Regardless of having a steady job I am shocked by food prices now and have often opted for picking one of items such as peas and beans and meat and eggs when feeding my four children. Offering reduced portions or reduced helpings have also become part of the post-crisis adaptation techniques.
Also it is quite convenient when you are juggling a challenging career with parenting, and rushing around in the morning, to just give the children a couple of coins to buy snacks at school. Sadly, most educational snack bars only offer manufactured munchies and sugary sodas. The consequence of these difficulties, I fear, is an rise in the already epidemic rates of non-communicable illnesses such as blood sugar disorders and high blood pressure.
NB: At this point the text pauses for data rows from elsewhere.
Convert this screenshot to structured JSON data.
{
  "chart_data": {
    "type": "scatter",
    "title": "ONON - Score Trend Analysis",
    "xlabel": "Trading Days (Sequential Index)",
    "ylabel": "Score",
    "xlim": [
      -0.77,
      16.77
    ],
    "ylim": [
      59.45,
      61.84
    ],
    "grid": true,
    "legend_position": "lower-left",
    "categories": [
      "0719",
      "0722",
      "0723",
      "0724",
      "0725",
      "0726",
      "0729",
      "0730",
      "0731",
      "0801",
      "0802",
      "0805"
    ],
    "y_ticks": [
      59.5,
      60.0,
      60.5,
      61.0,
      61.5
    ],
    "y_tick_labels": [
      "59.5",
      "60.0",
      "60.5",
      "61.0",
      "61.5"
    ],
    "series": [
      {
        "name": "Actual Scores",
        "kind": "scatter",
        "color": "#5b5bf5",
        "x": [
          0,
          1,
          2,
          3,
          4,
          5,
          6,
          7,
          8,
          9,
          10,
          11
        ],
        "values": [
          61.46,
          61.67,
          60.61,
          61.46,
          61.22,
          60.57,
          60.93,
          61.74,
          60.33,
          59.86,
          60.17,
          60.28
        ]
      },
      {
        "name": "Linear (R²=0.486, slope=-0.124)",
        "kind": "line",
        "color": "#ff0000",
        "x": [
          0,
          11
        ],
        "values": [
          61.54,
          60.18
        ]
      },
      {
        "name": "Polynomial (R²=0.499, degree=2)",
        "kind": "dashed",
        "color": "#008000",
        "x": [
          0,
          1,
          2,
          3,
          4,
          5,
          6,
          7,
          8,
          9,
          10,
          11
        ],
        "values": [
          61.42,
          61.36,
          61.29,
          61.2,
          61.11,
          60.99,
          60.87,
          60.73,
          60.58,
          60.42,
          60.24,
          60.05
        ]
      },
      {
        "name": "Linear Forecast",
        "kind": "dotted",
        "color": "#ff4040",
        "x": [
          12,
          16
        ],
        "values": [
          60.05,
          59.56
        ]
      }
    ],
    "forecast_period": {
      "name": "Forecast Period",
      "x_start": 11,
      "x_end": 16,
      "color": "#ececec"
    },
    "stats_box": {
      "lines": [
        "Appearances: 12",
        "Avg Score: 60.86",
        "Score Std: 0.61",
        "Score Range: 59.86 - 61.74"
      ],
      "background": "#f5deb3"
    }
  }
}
Kampala's Landscape: A Fast-Food Dominated Environment
The symbol of a international restaurant franchise stands prominently at the entrance of a shopping center in a urban area, daring you to pass by without stopping at the drive-through.
Many of the children and parents visiting the mall have never ventured outside the borders of the country. They certainly don’t know about the historical economic crisis that inspired the founder to start one of the first American international food chains. All they know is that the brand name represent all things sophisticated.
Throughout commercial complexes and every market, there is fast food for any income level. As one of the costlier choices, the fried chicken chain is considered a treat. It is the place city residents go to mark birthdays and baptisms. It is the children’s reward when they get a positive academic results. In fact, they are hoping their parents take them there for the holidays.
“Mum, do you know that some people bring fast food for school lunch,” my 14-year-old daughter, who attends a school in the area, tells me. She says that on the days they do not pack that, they pack food from a popular east African fast-food chain selling everything from cooked morning dishes to burgers.